Michel would like to see ARRL focus on the future of Amateur Radio and not become the redoubt of a particular generation of radio amateur or interest group. He said, “Ham radio shouldn’t abandon the old guardians of the hobby, but at the same time, it needs to have new things that appeal to people who have different interests and different passions.”

Ham radio appears currently entrenched with opposition often expressed to FT8 and other digital modes and protocols that bend Amateur Radio traditions and conventions, Michel observed. However, as he sees it, technology for the whole of Amateur Radio has been changing, and detractors to advances have always been present. He’d like ARRL to encourage more technological diversity without creating controversy.

“My kick is seeing the technology advance,” the former IEEE president and CEO said. “I want to see hams embrace the new technology — as long as we do that in a way that those who don’t adopt the new technology won’t feel abandoned.” In his view, the real reason behind the continued enthusiasm for CW “is not the technology; it’s the legacy.”

At the same time, resources should reflect usage and interest, with respect to the spectrum and with respect to how many pages QST devotes to a particular interest area. “Everything should reflect the growth and change, without abandoning the legacy interests.”

Acknowledging the incessant push to get more young people into Amateur Radio, Michel wants to explore ways “to morph some of the League’s processes and services and products into something that would appeal to the newer generation of hams.”

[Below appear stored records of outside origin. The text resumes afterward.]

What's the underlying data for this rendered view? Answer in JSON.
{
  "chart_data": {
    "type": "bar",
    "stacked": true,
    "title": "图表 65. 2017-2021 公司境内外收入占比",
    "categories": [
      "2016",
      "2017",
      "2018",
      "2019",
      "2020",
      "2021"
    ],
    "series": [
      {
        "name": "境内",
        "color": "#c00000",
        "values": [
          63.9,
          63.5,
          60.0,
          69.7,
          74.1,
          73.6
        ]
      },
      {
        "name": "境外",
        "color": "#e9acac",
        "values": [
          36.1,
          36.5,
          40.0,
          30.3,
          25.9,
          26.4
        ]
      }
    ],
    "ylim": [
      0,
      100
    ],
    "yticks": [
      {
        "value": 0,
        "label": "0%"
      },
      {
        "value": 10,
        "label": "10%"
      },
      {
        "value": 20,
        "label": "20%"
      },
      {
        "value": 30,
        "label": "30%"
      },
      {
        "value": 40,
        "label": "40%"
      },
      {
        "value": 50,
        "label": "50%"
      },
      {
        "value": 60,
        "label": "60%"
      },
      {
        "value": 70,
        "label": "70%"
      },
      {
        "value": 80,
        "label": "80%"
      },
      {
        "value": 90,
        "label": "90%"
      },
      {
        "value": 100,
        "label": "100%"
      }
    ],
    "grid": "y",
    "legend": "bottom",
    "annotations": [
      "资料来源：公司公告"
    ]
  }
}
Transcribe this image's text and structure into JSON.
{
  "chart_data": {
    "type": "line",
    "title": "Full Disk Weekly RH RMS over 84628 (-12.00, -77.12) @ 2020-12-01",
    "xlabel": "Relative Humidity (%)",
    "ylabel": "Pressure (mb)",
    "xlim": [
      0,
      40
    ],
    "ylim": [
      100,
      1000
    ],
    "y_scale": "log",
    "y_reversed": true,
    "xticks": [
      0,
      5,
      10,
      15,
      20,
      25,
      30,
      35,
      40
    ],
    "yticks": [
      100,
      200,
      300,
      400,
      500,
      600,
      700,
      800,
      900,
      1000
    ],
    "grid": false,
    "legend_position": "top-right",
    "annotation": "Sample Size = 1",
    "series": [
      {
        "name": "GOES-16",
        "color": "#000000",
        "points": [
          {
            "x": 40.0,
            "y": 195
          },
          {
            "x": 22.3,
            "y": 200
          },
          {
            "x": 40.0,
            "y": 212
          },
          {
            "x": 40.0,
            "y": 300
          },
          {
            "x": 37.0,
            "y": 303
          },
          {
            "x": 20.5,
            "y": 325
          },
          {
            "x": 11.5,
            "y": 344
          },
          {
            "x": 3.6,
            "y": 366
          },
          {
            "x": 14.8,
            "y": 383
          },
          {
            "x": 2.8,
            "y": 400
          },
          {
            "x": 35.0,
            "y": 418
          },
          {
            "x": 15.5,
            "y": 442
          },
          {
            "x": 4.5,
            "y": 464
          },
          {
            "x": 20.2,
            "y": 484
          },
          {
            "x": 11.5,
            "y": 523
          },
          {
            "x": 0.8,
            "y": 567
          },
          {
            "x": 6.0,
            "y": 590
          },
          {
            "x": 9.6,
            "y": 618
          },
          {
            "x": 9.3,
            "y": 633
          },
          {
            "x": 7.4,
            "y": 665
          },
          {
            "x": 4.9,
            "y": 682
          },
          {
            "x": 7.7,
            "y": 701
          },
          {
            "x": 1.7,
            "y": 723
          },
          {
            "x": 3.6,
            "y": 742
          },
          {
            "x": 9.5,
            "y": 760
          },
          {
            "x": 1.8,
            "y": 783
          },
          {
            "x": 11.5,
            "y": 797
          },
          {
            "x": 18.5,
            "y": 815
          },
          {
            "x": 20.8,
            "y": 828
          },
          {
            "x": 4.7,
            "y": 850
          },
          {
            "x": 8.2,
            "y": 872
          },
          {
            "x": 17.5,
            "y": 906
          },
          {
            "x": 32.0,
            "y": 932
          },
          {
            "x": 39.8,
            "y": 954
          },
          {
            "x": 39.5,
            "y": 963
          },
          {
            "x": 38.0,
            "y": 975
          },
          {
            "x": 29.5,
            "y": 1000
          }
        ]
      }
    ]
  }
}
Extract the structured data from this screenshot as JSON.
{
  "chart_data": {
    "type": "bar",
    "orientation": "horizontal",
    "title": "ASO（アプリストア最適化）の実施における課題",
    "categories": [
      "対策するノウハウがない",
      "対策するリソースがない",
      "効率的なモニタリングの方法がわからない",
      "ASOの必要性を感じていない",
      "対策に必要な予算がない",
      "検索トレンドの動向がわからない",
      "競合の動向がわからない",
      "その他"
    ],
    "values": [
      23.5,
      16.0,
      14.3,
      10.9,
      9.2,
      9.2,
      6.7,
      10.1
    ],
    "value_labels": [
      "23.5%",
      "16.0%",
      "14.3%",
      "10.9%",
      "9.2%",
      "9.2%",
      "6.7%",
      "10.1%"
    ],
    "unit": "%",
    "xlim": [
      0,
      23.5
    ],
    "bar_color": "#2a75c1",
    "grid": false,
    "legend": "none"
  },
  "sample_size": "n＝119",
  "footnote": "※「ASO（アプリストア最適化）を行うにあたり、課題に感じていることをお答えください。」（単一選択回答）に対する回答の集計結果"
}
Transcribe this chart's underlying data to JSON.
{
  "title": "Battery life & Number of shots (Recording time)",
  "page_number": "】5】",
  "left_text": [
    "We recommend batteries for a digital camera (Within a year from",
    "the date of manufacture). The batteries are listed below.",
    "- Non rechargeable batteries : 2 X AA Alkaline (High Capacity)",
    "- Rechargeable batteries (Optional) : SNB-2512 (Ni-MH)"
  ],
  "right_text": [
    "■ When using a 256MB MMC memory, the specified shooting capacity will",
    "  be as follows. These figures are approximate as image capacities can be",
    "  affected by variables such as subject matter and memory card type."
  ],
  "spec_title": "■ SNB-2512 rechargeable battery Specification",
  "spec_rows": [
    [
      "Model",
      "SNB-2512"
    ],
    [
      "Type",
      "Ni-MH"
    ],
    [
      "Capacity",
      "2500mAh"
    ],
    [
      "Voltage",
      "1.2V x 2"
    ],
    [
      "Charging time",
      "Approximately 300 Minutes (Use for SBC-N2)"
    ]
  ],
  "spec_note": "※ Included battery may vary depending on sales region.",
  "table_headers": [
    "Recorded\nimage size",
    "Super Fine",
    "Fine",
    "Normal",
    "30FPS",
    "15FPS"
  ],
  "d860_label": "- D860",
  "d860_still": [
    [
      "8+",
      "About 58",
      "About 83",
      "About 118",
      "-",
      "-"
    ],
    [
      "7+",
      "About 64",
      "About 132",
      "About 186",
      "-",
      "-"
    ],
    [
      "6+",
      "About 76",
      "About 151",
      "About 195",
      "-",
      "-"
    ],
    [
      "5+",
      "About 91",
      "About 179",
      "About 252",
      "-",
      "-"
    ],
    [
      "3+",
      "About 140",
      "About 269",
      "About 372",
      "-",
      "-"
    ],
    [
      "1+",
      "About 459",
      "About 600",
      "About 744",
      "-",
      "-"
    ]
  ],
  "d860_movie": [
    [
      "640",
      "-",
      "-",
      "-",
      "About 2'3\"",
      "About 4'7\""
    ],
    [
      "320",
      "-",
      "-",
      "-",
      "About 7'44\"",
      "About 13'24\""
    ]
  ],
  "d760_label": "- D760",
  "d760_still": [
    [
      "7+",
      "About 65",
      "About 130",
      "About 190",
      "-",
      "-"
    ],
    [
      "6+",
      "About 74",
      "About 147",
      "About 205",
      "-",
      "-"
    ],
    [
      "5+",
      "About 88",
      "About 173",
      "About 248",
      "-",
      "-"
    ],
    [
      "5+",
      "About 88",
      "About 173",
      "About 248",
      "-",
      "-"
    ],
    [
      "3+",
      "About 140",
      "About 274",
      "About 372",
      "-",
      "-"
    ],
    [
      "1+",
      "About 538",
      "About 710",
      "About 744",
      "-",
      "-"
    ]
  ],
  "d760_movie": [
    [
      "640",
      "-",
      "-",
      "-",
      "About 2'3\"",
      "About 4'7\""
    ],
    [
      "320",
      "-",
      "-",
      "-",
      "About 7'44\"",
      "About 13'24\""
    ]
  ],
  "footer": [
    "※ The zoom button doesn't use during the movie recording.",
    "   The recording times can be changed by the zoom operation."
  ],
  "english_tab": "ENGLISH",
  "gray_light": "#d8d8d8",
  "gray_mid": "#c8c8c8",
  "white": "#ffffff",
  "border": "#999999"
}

“Young people in general don’t join organizations, but they join causes,” he said. “With that kind of attitude, how do we develop the same kind of ability for people interested in Amateur Radio to self-organize around causes? And if we can design the infrastructure around that, maybe they’ll see value in ARRL and become a new type of member — not one who necessarily comes to ham club meetings once a month but finds the League can facilitate what they want to do.”

Michel said he’s always enjoyed tinkering with ham gear, building it, modifying it, and repairing it, and then making it do something new or different. He concedes that while he has not had an opportunity to do much hamming as he’s moved around with the military and for academic and business pursuits, he’d like to become more active, and he is presently exploring his options as an apartment dweller. As for FT8, he’d like to try it, if for no other reason than the novelty.

Michel said he definitely wants to encourage partnerships with other organizations with which ARRL might share some common ground, including IEEE.

“We can’t do everything ourselves. We have to find partnerships,” he said. Some IEEE operating units would be applicable to Amateur Radio, and he’s already heard from two unit heads that are both hams.

Michel also feels that radio amateurs need to extend their gaze beyond the everyday nuts and bolts of Amateur Radio operating. “What we need to do is protect the spectrum from competition, develop interest in the various facets of Amateur Radio, and not try to pick fights ‘in house,’” he said. “Spectrum is the gold of the 21st century.”